It takes 20 seconds to calculate the MST for a 500 node, ~2000 edge graph.

One way that we can improve the performance of the algorithm is by storing the MST in a union find/disjoint set data structure.

To refresh, Kruskal’s algorithm does the following:

- sort edges E in order of increasing cost
- let T = minimum spanning tree, m = number of edges
- for i=1 to m:
- let e = selected edge (u,v)
- if there’s no way to go between u and v using edges in T:
- add e to T

- return T

In the first version of the algorithm we stored the MST in an array and then we did a depth first search to check that adding an edge to the array wasn’t going to create a cycle which would mean we no longer had an MST.

As I understand it the way that we use the union find data structure is that we start out with n connected components i.e. every node is in its own connected component.

We then merge these components together as we come across new edges which connect nodes in different components until we only have one component left at which point we should have our MST.

- sort edges E in order of increasing cost
- initialise union-find uf with n connected components
- let T = minimum spanning tree, m = number of edges
- for i=1 to m:
- let e = selected edge (u,v)
- if u and v not in same connected component in uf:
- merge u and v into same connected component in uf
- add e to T

- return T

I came across this bit of code written by Michael Luckeneder which implements the union find data structure in Ruby and adapted that slightly to fit the nomenclature used in the Algorithms 2 videos.

The union find data structure looks like this:

class UnionFind def initialize(n) @leaders = 1.upto(n).inject([]) { |leaders, i| leaders[i] = i; leaders } end def connected?(id1,id2) @leaders[id1] == @leaders[id2] end def union(id1,id2) leader_1, leader_2 = @leaders[id1], @leaders[id2] @leaders.map! {|i| (i == leader_1) ? leader_2 : i } end end

We have two methods:

- connected? which we use to check whether or not two nodes are in the same connected component.
- union which we use to put two nodes into the same connected component.

The way it’s implemented is that we have a collection of ‘leaders’ and initially each node is its own leader.
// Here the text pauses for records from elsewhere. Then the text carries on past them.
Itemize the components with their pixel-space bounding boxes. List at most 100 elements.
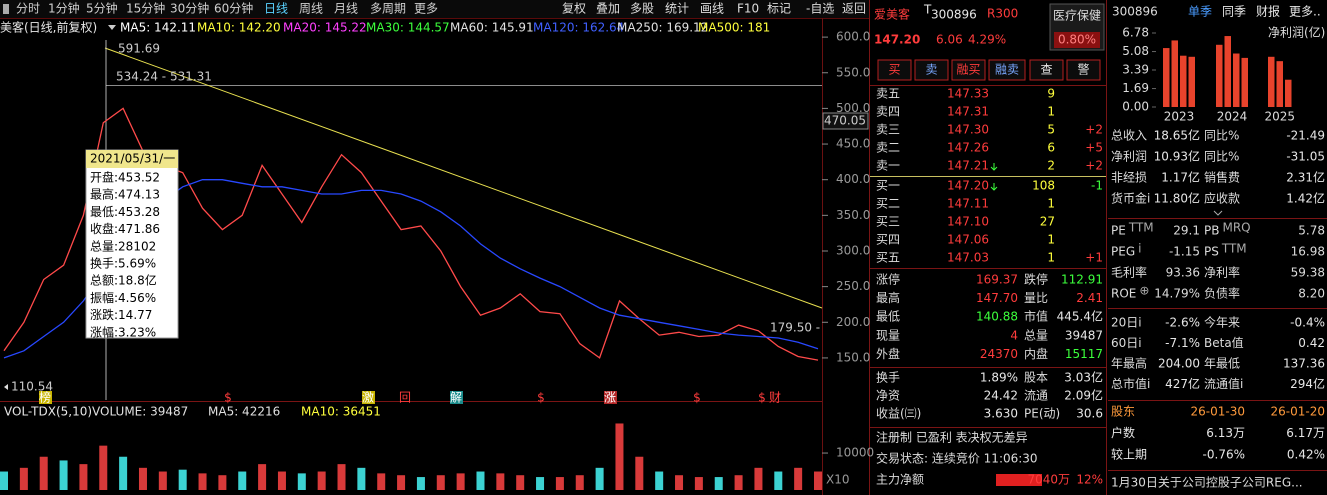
fin-tab[interactable]: 财报 <box>1256 4 1280 19</box>
profit-bar <box>1233 53 1240 107</box>
trade-button[interactable] <box>914 59 949 81</box>
x-tick-label: 2024 <box>1217 110 1248 124</box>
change: 6.06 <box>936 33 963 47</box>
event-marker[interactable]: 涨 <box>604 390 616 405</box>
volume-bar <box>675 475 684 490</box>
news-headline[interactable]: 1月30日关于公司控股子公司REG... <box>1111 476 1303 490</box>
tool-button[interactable]: 统计 <box>665 2 689 16</box>
trade-button-label[interactable]: 融卖 <box>995 63 1019 77</box>
stat-value: 3.03亿 <box>1064 370 1103 385</box>
tool-button[interactable]: 叠加 <box>596 2 620 16</box>
tool-button[interactable]: -自选 <box>806 2 834 16</box>
book-price: 147.33 <box>947 87 989 101</box>
fin-tab[interactable]: 同季 <box>1222 5 1246 19</box>
down-arrow <box>990 183 998 191</box>
fin-value: 137.36 <box>1283 357 1325 371</box>
tool-button[interactable]: F10 <box>737 2 759 16</box>
fin-label-sup: TTM <box>1221 242 1247 256</box>
trade-button-label[interactable]: 警 <box>1077 62 1089 77</box>
book-price: 147.26 <box>947 141 989 155</box>
tooltip-line: 收盘:471.86 <box>90 221 160 236</box>
period-tab[interactable]: 日线 <box>264 2 288 16</box>
period-tab[interactable]: 5分钟 <box>86 1 118 16</box>
fin-tab[interactable]: 单季 <box>1188 5 1212 19</box>
volume-bar <box>655 471 664 490</box>
period-tab[interactable]: 周线 <box>299 2 323 16</box>
event-marker[interactable]: 回 <box>399 391 411 405</box>
ma-indicator: MA10: 142.20 <box>197 21 281 35</box>
trade-button-label[interactable]: 买 <box>888 63 900 77</box>
book-label: 卖五 <box>876 87 900 101</box>
trade-button[interactable] <box>951 59 986 81</box>
tool-button[interactable]: 复权 <box>562 2 586 16</box>
volume-bar <box>555 477 564 490</box>
stat-value: 15117 <box>1065 347 1103 361</box>
tool-button[interactable]: 标记 <box>767 2 791 16</box>
sector-name[interactable]: 医疗保健 <box>1053 9 1101 23</box>
event-marker[interactable]: 财 <box>769 391 781 405</box>
book-label: 买一 <box>876 179 900 193</box>
book-volume: 1 <box>1047 105 1055 119</box>
book-price: 147.20 <box>947 179 989 193</box>
y-tick-label: 0.00 <box>1122 100 1149 114</box>
fin-value: -1.15 <box>1169 245 1200 259</box>
event-marker[interactable]: $ <box>537 391 545 405</box>
period-tab[interactable]: 多周期 <box>370 2 406 16</box>
price-box <box>822 112 869 130</box>
fin-label: 60日i <box>1111 336 1142 350</box>
trade-button-label[interactable]: 卖 <box>925 63 937 77</box>
trade-button[interactable] <box>988 59 1026 81</box>
period-tab[interactable]: 1分钟 <box>48 1 80 16</box>
trade-button[interactable] <box>1066 59 1101 81</box>
profit-bar <box>1163 48 1170 107</box>
period-tab[interactable]: 30分钟 <box>170 1 209 16</box>
fin-label: 年最低 <box>1204 357 1240 371</box>
y-tick-label: 150.0 <box>836 350 870 364</box>
event-marker[interactable]: 激 <box>362 391 374 405</box>
tool-button[interactable]: 多股 <box>630 2 654 16</box>
event-marker[interactable]: 解 <box>450 391 462 405</box>
stat-label: PE(动) <box>1024 407 1060 421</box>
period-tab[interactable]: 月线 <box>334 2 358 16</box>
period-tab[interactable]: 更多 <box>414 2 438 16</box>
annotation: 179.50 - <box>770 321 820 335</box>
trade-button-label[interactable]: 融买 <box>956 63 980 77</box>
event-marker[interactable]: 榜 <box>39 390 51 405</box>
book-volume: 1 <box>1047 251 1055 265</box>
tooltip-line: 最低:453.28 <box>90 205 160 219</box>
volume-bar <box>476 471 485 490</box>
trade-button-label[interactable]: 查 <box>1040 63 1052 77</box>
ma-indicator: MA120: 162.64 <box>533 21 624 35</box>
tooltip-line: 总量:28102 <box>90 239 156 253</box>
stat-label: 现量 <box>876 328 900 342</box>
event-badge <box>604 391 617 404</box>
event-marker[interactable]: $ <box>693 391 701 405</box>
stat-value: 2.09亿 <box>1064 388 1103 403</box>
period-tab[interactable]: 60分钟 <box>214 1 253 16</box>
y-tick-label: 3.39 <box>1122 63 1149 77</box>
book-volume: 9 <box>1047 87 1055 101</box>
trend-line <box>104 47 823 309</box>
flow-label: 主力净额 <box>876 473 924 487</box>
expand-icon[interactable] <box>1213 210 1223 216</box>
fin-tab[interactable]: 更多.. <box>1289 5 1321 19</box>
dropdown-icon[interactable] <box>108 25 116 30</box>
event-marker[interactable]: $ <box>224 391 232 405</box>
book-price: 147.30 <box>947 123 989 137</box>
change-pct: 4.29% <box>968 33 1006 47</box>
price-line <box>3 107 819 361</box>
tool-button[interactable]: 画线 <box>700 2 724 16</box>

As we find edges which belong in the MST we call union passing the two nodes as arguments. After this method executes every node which has the same leader as the first node will now instead have the same leader as the second node.

For example if we have a simple graph with edges 1 -> 2 -> 3 -> 4 -> 5 our initial union find data structure would look like this:

> uf = UnionFind.new 5 => #<UnionFind:0x45e5a9b3 @leaders=[nil, 1, 2, 3, 4, 5]>

At this stage each node is in its own connected component but if we process the edge 1 -> 2 we’d first check if those two nodes were already in the same connected component:

> uf.connected?(1,2) => false

Given that they aren’t we can call union:

> uf.union(1,2) => [nil, 2, 2, 3, 4, 5]

As we can see from the output nodes 1 & 2 now both have the same leader since they are in the same connected component while the other nodes still remain on their own.

We could then process the 2 -> 3 edge which would put nodes 1, 2 & 3 together:

> uf.union(2,3) => [nil, 3, 3, 3, 4, 5]

The outline for Kruskal’s algorithm which makes use of this data structure is like so:

set = UnionFind.new number_of_nodes @minimum_spanning_tree = [] edges = file.drop(1). map { |x| x.gsub(/\n/, "").split(" ").map(&:to_i) }. map { |one, two, weight| { :from => one, :to => two, :weight => weight}}. sort_by { |x| x[:weight]} edges.each do |edge| if !set.connected?(edge[:from], edge[:to]) @minimum_spanning_tree << edge set.union(edge[:from], edge[:to]) end end puts "MST: #{@minimum_spanning_tree}" puts "Cost: #{@minimum_spanning_tree.inject(0) { |acc, x| acc + x[:weight]}}"

This version of the algorithm runs in 1.9 seconds, a significant improvement on the initial version. The full code is on github as usual!